A finalização é de um levantamento da Diretoria de Análise de Políticas Públicas da Fundação Getúlio Vargas , obtido pela BBC News Brasil.

O Brasil passou a se alinhar a um grupo minoritário de países, liderados por Estados Unidos e Israel. Se demonstrou pela primeira vez em defesa do embargo econômico de America contra Cuba, prometeu levar sua embaixada em Israel para Jerusalém, o que fere as relações com países árabes, e abandonou a neutralidade diante do conflito entre Irã e EUA.

Na desde que confirmou, quinta-feira 26 de março Já se passaram 29 dias-se o primeiro caso de o novo coronavírus em o Brasil. Mas, até agora, em meio a medidas de distanciamento social que estão derrubando a atividade econômica em todo o mundo, as pequenas e médias empresas brasileiras que estão paradas continuam completamente desassistidas. Muitas, inclusive, não teriam como pagar os salários de seus funcionários.

O estudo analisou a discussão pública sobre a covid-19 nas redes sociais entre os dias 12 de março e 2 de abril deste ano. Se indicou os governadores durante este fase, nada menos que 4,5 milhões de vezes em o Twitter.

O principal ponto de debate na rede social é sobre quais medidas devem ser utilizadas no enfrentamento à pandemia. São favoráveis a flexibilizar a quarentena para tentar evitar prejuízos econômicos, enquanto uma parte dos usuários defende as medidas de isolamento social e de limitações ao comércio, outros.

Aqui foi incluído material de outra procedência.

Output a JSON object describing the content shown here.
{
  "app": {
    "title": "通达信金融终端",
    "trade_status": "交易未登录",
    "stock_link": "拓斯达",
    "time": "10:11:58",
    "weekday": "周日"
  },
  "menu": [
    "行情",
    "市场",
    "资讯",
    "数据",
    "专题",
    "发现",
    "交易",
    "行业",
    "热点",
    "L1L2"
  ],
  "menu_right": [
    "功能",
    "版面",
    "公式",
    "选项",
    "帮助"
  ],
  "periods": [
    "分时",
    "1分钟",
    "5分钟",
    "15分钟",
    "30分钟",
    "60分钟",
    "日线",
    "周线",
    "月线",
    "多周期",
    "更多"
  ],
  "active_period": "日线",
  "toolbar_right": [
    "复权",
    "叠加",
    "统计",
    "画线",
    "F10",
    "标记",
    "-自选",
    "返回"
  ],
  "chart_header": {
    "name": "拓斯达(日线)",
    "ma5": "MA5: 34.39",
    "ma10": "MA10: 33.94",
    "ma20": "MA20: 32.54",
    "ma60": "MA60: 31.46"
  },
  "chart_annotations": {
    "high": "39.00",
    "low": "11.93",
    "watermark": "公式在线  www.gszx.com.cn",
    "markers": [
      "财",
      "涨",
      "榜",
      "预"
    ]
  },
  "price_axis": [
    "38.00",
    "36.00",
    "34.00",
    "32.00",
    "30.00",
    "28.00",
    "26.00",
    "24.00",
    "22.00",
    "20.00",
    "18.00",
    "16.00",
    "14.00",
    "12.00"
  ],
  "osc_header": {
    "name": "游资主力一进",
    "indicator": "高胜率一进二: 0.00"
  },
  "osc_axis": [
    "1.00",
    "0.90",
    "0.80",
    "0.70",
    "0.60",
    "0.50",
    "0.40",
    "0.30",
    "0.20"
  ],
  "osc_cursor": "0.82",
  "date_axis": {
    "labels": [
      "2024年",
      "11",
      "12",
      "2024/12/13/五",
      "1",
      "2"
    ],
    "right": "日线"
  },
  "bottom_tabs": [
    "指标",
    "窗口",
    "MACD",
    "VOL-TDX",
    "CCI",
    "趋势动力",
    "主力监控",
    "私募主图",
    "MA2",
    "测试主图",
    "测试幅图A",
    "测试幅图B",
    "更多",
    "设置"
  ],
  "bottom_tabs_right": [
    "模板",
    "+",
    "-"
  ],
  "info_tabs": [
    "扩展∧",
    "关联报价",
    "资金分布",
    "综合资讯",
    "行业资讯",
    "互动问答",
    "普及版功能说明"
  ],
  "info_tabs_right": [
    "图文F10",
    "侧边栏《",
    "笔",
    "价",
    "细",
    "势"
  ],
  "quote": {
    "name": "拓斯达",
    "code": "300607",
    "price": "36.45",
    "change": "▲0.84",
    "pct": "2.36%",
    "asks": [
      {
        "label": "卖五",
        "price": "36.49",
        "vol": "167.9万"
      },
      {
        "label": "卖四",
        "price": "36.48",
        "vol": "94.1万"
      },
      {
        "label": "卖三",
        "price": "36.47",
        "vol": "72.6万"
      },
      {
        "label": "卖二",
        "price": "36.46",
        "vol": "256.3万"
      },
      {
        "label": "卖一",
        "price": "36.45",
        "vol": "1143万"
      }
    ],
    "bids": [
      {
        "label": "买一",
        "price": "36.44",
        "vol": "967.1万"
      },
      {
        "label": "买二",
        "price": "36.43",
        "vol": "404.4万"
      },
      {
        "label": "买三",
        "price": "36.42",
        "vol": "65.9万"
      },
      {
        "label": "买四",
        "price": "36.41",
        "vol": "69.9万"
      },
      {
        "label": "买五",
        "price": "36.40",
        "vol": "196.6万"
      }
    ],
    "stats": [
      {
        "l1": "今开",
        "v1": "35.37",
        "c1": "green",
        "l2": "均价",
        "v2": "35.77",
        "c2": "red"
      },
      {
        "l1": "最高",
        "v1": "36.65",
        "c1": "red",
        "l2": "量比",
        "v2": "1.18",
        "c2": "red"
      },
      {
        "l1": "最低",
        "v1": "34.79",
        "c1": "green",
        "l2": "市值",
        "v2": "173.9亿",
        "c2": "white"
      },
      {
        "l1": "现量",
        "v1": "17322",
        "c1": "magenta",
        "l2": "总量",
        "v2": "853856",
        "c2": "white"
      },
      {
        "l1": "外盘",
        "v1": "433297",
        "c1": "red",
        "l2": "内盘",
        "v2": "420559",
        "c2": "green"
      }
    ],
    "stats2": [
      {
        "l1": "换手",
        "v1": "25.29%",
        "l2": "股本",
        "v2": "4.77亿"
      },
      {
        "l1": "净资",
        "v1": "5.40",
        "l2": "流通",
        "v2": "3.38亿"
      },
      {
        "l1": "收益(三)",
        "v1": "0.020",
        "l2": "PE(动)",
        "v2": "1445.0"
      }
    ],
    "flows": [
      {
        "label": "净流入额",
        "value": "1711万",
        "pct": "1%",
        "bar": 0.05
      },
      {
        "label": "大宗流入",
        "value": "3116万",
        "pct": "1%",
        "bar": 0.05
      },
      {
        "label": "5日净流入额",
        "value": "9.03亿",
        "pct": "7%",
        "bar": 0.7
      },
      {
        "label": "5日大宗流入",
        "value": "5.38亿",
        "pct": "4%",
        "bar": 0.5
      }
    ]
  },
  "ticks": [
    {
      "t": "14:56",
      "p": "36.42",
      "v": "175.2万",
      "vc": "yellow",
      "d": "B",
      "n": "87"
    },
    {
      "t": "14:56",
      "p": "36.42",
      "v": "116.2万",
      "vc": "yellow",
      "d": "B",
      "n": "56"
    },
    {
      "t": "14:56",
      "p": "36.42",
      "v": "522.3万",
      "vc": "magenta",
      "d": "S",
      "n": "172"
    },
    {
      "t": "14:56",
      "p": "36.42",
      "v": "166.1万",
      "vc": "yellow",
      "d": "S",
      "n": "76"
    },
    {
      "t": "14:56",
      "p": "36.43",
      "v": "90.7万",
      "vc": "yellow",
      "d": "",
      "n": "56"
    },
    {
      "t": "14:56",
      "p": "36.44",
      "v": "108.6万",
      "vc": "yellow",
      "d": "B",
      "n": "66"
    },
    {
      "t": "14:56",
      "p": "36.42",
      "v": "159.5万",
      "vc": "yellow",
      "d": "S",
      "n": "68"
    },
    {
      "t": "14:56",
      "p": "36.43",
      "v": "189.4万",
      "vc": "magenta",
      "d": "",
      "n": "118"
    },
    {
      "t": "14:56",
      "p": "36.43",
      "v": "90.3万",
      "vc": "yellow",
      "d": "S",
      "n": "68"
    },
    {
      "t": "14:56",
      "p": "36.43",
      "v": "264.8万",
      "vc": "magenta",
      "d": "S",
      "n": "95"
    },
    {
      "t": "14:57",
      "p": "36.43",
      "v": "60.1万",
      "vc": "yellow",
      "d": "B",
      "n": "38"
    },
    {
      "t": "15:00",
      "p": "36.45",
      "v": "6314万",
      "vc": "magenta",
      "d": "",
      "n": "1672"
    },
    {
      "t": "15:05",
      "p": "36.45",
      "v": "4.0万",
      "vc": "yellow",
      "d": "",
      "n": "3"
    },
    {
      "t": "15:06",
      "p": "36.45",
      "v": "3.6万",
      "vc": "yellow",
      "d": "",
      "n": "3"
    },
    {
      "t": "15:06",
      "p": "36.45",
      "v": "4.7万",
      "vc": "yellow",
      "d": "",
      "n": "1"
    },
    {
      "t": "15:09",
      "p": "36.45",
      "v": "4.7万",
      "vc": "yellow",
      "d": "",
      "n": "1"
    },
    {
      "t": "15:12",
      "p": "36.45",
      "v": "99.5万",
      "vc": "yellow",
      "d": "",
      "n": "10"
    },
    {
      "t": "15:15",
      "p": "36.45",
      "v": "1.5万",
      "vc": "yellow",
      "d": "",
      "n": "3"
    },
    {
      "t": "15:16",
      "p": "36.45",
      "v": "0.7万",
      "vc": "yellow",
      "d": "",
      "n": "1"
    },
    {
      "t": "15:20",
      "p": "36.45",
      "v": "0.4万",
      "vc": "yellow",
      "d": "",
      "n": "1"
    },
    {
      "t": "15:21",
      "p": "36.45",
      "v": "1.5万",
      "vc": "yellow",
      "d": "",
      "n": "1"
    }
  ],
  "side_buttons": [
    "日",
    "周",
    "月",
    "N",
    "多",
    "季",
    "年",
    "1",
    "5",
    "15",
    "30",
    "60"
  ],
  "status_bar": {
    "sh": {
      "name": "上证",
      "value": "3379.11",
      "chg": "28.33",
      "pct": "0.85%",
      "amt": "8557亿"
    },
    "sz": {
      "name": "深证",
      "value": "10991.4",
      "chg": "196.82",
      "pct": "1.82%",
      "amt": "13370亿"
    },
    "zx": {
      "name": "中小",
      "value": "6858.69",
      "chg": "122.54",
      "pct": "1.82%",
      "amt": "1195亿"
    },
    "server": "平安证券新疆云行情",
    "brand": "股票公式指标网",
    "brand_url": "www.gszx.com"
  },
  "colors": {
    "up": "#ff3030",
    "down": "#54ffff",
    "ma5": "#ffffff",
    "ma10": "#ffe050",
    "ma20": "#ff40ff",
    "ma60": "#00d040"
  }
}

Fora das redes, este é o principal ponto de fricção entre Bolsonaro e os governadores.

Nos últimos dias, o presidente se demonstrou várias vezes a favor do chamado «isolamento vertical», isto é, de isolar somente idosos ou pessoas em grupos de risco; e cobrou de governadores e prefeitos a reabertura do comércio.

Ao rejeitar as recomendações sanitárias adotadas mesmo por governantes que antes as recusavam, como o primeiro-ministro britânico, Boris Johnson, e os presidentes de America, Donald Trump, e Andrés Manuel Lopez Obrador ele chegou ao ápice do seu isolamento internacional. Andrés Manuel Lopez Obrador é mexicano.Faz 1 mês, o Ministério da Saúde começou a Campanha Nacional de Vacinação contra a Gripe, em o último dia 23 de março. O objetivo é vacinar 67,6 milhões de pessoas em todo o país.De imediato, três indivíduos próximos do homem e da mulher foram infectados. As autoridades locais tentaram rastrear uma grande quantidade de pessoas com quem eles tiveram contato, incluindo crianças e funcionários de um jardim de infância onde a mulher trabalhava. Cerca de mil habitantes em quarentena e escolas e edifício públicos fecharam, se os colocou no total.

Caso os governadores não relaxassem as medidas de contenção, na tarde da quinta-feira, Bolsonaro declarou que poderia determinar a a partir desta segunda-feira.

Bolsonaro, na ocasião declarou: «Eu tenho um projeto de decreto pronto na minha frente, para ser assinado, se preciso for, considerando atividade imprescindível toda aquela exercida pelo homem ou pela mulher, toda aquela que seja indispensável para ele levar o pão para casa todo dia».

Enquanto isso, uma parte dos governadores defende medidas de isolamento social. As limitações mais vigorosas estão em curso nas unidades da Federação com o maior número de casos, como São Paulo, Rio de Janeiro, Distrito Federal e Goiás – o comércio nestas cidades se encontra fechado, e as aulas também foram suspensas.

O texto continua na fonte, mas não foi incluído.